Terra incognita

 The fighters who seized a patrol of UN Peacekeepers across the border on the Golan Heights explained their actions by the assertion that the UN as well as Bashar al-Assad and his soldiers are agents of Israel.

 
In the eyes of some, made important at least momentarily by their weapons and putting themselves in the world''s headlines, Israel is the arch enemy, manipulating all. Even those viewed by Israel as enemies (Assad) or adversaries (UN), are nothing more than tools of the Jews.
 
You may view their claims as material for Chapter 2 of my recent note, So many expectations.
 
Or even better, as material for an updated and more detailed version of The Protocols of the Elders of Zion.
 
On a practical level, for those of us who do not take seriously the proclamations of all those speaking for armed gangs, the incident ought to recall those maps from the Middle Ages and earlier that labeled large sections of the world Terra incognita (unknown land) or Mare incognitum (unknown seas}. 
Now suitable for large areas of the Middle East is whatever is the Latin equivalent for Unknown people.
Reports are that the group holding UN soldiers hostage and claiming that all are tools of Israel is an extremist band, perhaps associated with al Quaida, which is fighting against other anti-Assad rebels as well as against Syrian troops. They may also be the source of the occasional munitions lobbed into the Israeli portion of the Golan Heights. These incidents caused the IDF to upgrade its forces in the area, return fire on a couple of occasions that have reached the news, and planning for who knows what contingencies.
Those ancient maps often portrayed the unknown areas as populated by monsters of land or sea, which clarified the warning that all would enter the areas at their peril.
The condition of unknown land and people is most apparent in Syria, but is relevant also for Iraq, Afghanistan, and even tiny Palestine. In each there are numerous groups of fighters who claim inspiration and direction from the Koran, but do not agree on what that holy book says, or who are their allies and enemies.

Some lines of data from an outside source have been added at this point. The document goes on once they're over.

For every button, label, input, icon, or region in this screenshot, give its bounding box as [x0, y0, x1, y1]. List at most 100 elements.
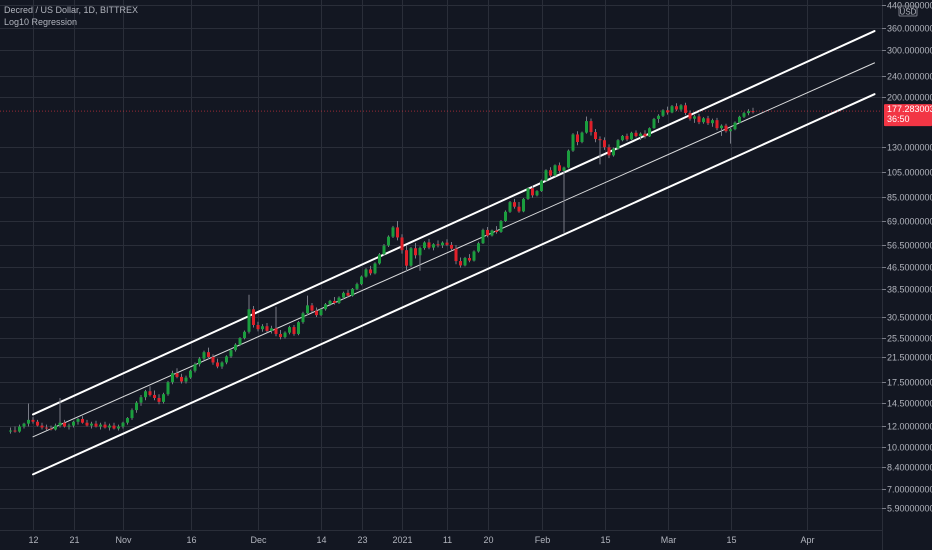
candle-up: [463, 256, 467, 267]
candle-body: [81, 418, 84, 423]
candle-up: [742, 111, 746, 119]
candle-down: [454, 245, 458, 265]
candle-down: [495, 226, 498, 234]
candle-body: [220, 362, 224, 367]
candle-up: [378, 253, 381, 265]
candle-up: [243, 330, 246, 340]
candle-body: [621, 135, 624, 141]
candle-down: [103, 421, 107, 429]
candle-down: [256, 321, 260, 332]
price-tick-label: 5.90000000: [887, 504, 932, 514]
candle-body: [130, 410, 134, 419]
price-tick-label: 21.50000000: [887, 353, 932, 363]
candle-down: [279, 330, 282, 340]
candle-body: [679, 105, 683, 110]
candle-body: [652, 118, 656, 129]
candle-down: [153, 390, 156, 401]
candle-body: [139, 397, 143, 403]
candle-body: [364, 269, 368, 277]
candle-down: [405, 245, 408, 272]
candle-body: [247, 309, 251, 332]
price-tick-label: 85.00000000: [887, 193, 932, 203]
candle-body: [270, 328, 273, 331]
candle-body: [733, 122, 737, 130]
candle-up: [184, 375, 188, 384]
candle-body: [319, 309, 323, 316]
candle-down: [414, 243, 417, 259]
candle-down: [625, 133, 629, 142]
candle-down: [486, 227, 489, 238]
candle-body: [684, 105, 687, 113]
candle-body: [702, 118, 705, 123]
candle-body: [351, 288, 354, 296]
candle-down: [310, 302, 314, 313]
candle-down: [400, 234, 404, 254]
candle-body: [243, 331, 246, 339]
candle-body: [751, 111, 755, 113]
time-tick-label: Feb: [535, 535, 551, 545]
candle-down: [63, 419, 66, 428]
candle-up: [27, 403, 30, 427]
candle-up: [108, 423, 111, 431]
candle-down: [715, 117, 719, 131]
candle-up: [283, 331, 287, 339]
candle-body: [202, 352, 206, 359]
currency-label: USD: [900, 8, 917, 17]
candle-body: [715, 120, 719, 129]
candle-body: [463, 258, 467, 266]
candle-body: [549, 170, 552, 176]
candle-up: [639, 132, 642, 140]
candle-body: [157, 397, 161, 402]
candle-body: [22, 423, 26, 427]
candle-up: [720, 124, 723, 136]
candle-body: [76, 418, 80, 422]
candle-body: [63, 422, 66, 427]
candle-body: [252, 309, 255, 325]
candle-down: [751, 107, 755, 114]
candle-body: [355, 284, 359, 289]
currency-button[interactable]: USD: [898, 5, 918, 17]
price-tick-label: 7.00000000: [887, 485, 932, 495]
candle-up: [652, 117, 656, 129]
currency-button-frame: [898, 5, 918, 17]
symbol-title: Decred / US Dollar, 1D, BITTREX: [4, 5, 138, 15]
candle-up: [472, 250, 476, 262]
candle-up: [387, 235, 390, 247]
candle-body: [522, 198, 525, 212]
candle-body: [292, 327, 296, 334]
candle-body: [697, 116, 701, 123]
candle-body: [562, 167, 566, 171]
candle-body: [45, 427, 48, 429]
candle-body: [630, 132, 633, 140]
candle-down: [549, 167, 552, 178]
candle-body: [103, 424, 107, 428]
candle-up: [553, 164, 557, 177]
candle-down: [675, 103, 678, 112]
candle-up: [225, 355, 228, 365]
candle-body: [112, 425, 116, 429]
candle-down: [513, 198, 516, 209]
candle-body: [589, 121, 593, 133]
candle-up: [441, 241, 444, 249]
candle-body: [166, 382, 170, 395]
candle-up: [166, 380, 170, 396]
candle-up: [504, 210, 507, 223]
candle-body: [405, 250, 408, 266]
candle-up: [544, 169, 548, 182]
time-tick-label: Mar: [661, 535, 677, 545]
candle-up: [76, 418, 80, 425]
candle-up: [238, 337, 242, 347]
candle-body: [234, 344, 237, 351]
time-tick-label: 14: [316, 535, 326, 545]
candle-down: [81, 416, 84, 424]
candle-down: [684, 102, 687, 116]
candle-body: [526, 188, 530, 199]
candle-body: [306, 305, 309, 314]
candle-up: [117, 424, 120, 431]
candle-body: [490, 230, 494, 236]
candle-body: [445, 242, 449, 245]
indicator-label[interactable]: Log10 Regression: [4, 17, 77, 27]
time-axis[interactable]: 12 21 Nov 16 Dec 14 23 2021 11 20 Feb 15 Mar 15 Apr: [28, 535, 814, 545]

No one who is familiar with the contrary interpretations of the Hebrew Bible, the New Testament, and the many shelves of writing about both should express surprise about current claims and warfare among Muslims. There is virtually no deadly mayhem among those who make contrary interpretations of Jewish or Christian doctrine, but the present generation of Muslim fighters differ largely or perhaps only in the weapons they use from the Jews who fought one another in the time of Josephus, or the Christians who battled among themselves up until the modern period. One still hears Protestant preachers referring to the Catholic Church as the whore of Rome. The Internet and my mailbox demonstrate the ongoing production of material expressing great certainty for what murky passages in ancient texts mean about today and tomorrow. However, Jews and Christians have, for the most part, kept their doctrinal warfare in the realm of verbiage.  
The seizure of the UN Peacekeepers is best viewed as further testimony of what produced western frustration in Iraq and Afghanistan. To paraphrase once again the epigram of Moshe Arens, the Middle East is not the Middle West.
Forreigners who enter the region with expectations of helping whoever they think are the good guys are likely to be over their heads, fishes out of water, or whatever other metaphor seems appropriate for worthies who do not know what they are doing. John Kerry''s latest contribution to ongoing aspirations likely to end badly is a claim that the US is careful of which groups in Syria it decides to aid.
Kerry and his colleagues had better operate with superior better filters than used elsewhere in recent years. And hopefully, they now know how to prevent the passage of individuals and equipment from one organization to another.
Not likely.
The issue is serious, and cannot be dismissed with a few clever words.
Neither the US, Russia, China, Iran, France, Germany, Britain, nor other aspirants to influence will lightly abandon the Muslim Middle East.
The British called their 19th century competition with Russia over Afghanistan and Central Asia as the Great Game. 
Nobody won that game.
We have something similar today. Arab spring has unleashed a variety of long existing tensions among ethnic groups, religious communities, extended families, tribes, and their subdivisions. Aspiring fighters are moving from country to country and joining the cluster that most appeals to them. The deadliest  battleground at the moment is Syria, with claims of more than 70,000 deaths in two years and a million refugees gone over the borders, but Mali, Libya, Jordan, and Egypt, as well as Iraq, Afghanistan, and Palestine are also in play. 
A few days ago student protesters at Birzeit University prevented a British diplomat from delivering his lecture.
You say that the British government is friendly to Palestine?
Those students have long memories. It was the British who started it all with the Balfour Declaration.
Some outsiders may know which groups are currently located at various points along the spectra of reliability, military prowess, religious and nationalist doctrine. Note that there are several spectra, at least partly independent from one another, requiring analysis. 
The fluidity as well as the opaqueness of language, doctrine, and culture should make any outsider wary of the advice that goes from intelligence agents to the political leaders who decide about military, logistic, or humanitarian aid.
It is Terra incognita. There are monsters roaming those lands. Outsiders enter at their peril.